下伊那北部5町村でつくる総合事務組合は24日、「リニアを見据えた北部5町村のまちづくりシンポジウム」を豊丘村で開き、昨年度から策定を進めてきた「リニアを見据えた北部まちづくり構想」を公表した。リニア開業を見据え、住んでいる人や訪れる人が「住んで楽しい、遊んで楽しい」地域づくりを構想のメインテーマに掲げ、2023年度から30年度までの計画期間中、実現に向けて5町村が連携して取り組む。
リニア開業により都市圏との交流が盛んになることが予想される中、交流を生かした地域の活性化や暮らしの向上を図るため、各町村単独では難しい事業を5町村が連携することで可能性を広げ、地域全体を盛り上げていこうと構想の策定に着手。若手職員による情報共有や中学・高校・大学生による座談会、理事者と経済界との懇談会、パブリックコメントの募集などを通じさまざまな声を集約して検討を進めてきた。
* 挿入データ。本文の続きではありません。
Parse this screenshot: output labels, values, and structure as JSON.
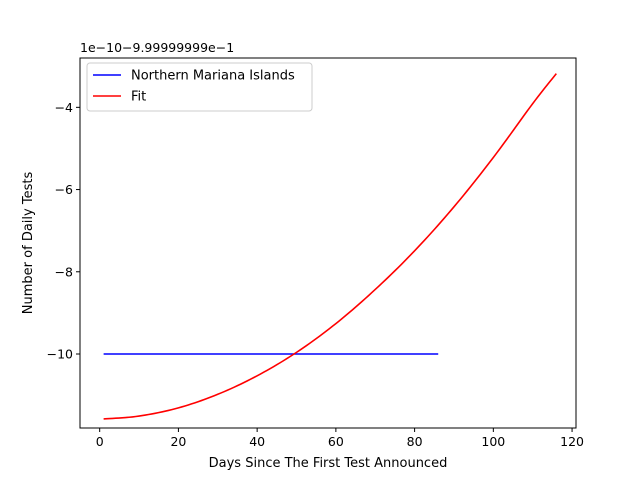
{
  "chart_data": {
    "type": "line",
    "offset_text": "1e−10−9.99999999e−1",
    "xlabel": "Days Since The First Test Announced",
    "ylabel": "Number of Daily Tests",
    "xlim": [
      -5,
      121
    ],
    "ylim": [
      -11.8,
      -2.8
    ],
    "x_ticks": [
      0,
      20,
      40,
      60,
      80,
      100,
      120
    ],
    "y_ticks": [
      -10,
      -8,
      -6,
      -4
    ],
    "grid": false,
    "legend_position": "top-left",
    "series": [
      {
        "name": "Northern Mariana Islands",
        "color": "#0000ff",
        "x": [
          1,
          86
        ],
        "y": [
          -10,
          -10
        ]
      },
      {
        "name": "Fit",
        "color": "#ff0000",
        "x": [
          1,
          10,
          20,
          30,
          40,
          50,
          60,
          70,
          80,
          90,
          100,
          110,
          116
        ],
        "y": [
          -11.58,
          -11.51,
          -11.31,
          -10.98,
          -10.53,
          -9.96,
          -9.26,
          -8.43,
          -7.49,
          -6.42,
          -5.22,
          -3.91,
          -3.18
        ]
      }
    ]
  }
}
構想には社会基盤を中心に▽医療・福祉▽子育て・教育▽住まい・働く▽ゆとり・レジャー▽守っていくもの―の6つのテーマを設け、行政と民間企業が連携して取り組む。このうち社会基盤は、リニア県駅へのアクセス道路など道路ネットワークの整備、子育て・教育は大学や専門学校など高等教育機関の誘致、住まい・働くは移住者や交流人口の増加へ空き家を活用した住宅整備などを盛り込んだ。
シンポジウムでは、岐阜大学客員教授の加藤義人氏が「リニア時代の下伊那北部の未来」と題し講演した他、「リニア時代の下伊那北部5町村の未来をどう描くか」をテーマに、加藤氏と地域住民3人が公開討論を行った。
討論は「地域の魅力」や「構想のテーマを実現するために何をすれば良いのか」など、加藤氏の問いに応えていく形式で進めた。地域の魅力では、自然や景観、伝統文化、食などがあがる一方で「何気ない景色など地域住民にとっては当たり前過ぎて魅力に気付いていない」といった声もあった。
また、テーマの実現へすべきことでは「移住者にとって地域コミュニティーへの入口が分かりにくい。手引書のようなものがあるとより地域に溶け込みやすくなる」「住んでいる人たちが楽しそうなことが大切。楽しそうで笑顔のある場所に人は寄ってくる」「地域の魅力に気付き、発信する」などの声が。加藤氏は「『当たり前』の中に地域の魅力が埋もれている。移住者らの声を参考に掘り起こし、整理して発信していく必要がある。地域を離れて暮らす若者らに向けて、地域の将来像とともに伝えていっては」などとアドバイスした。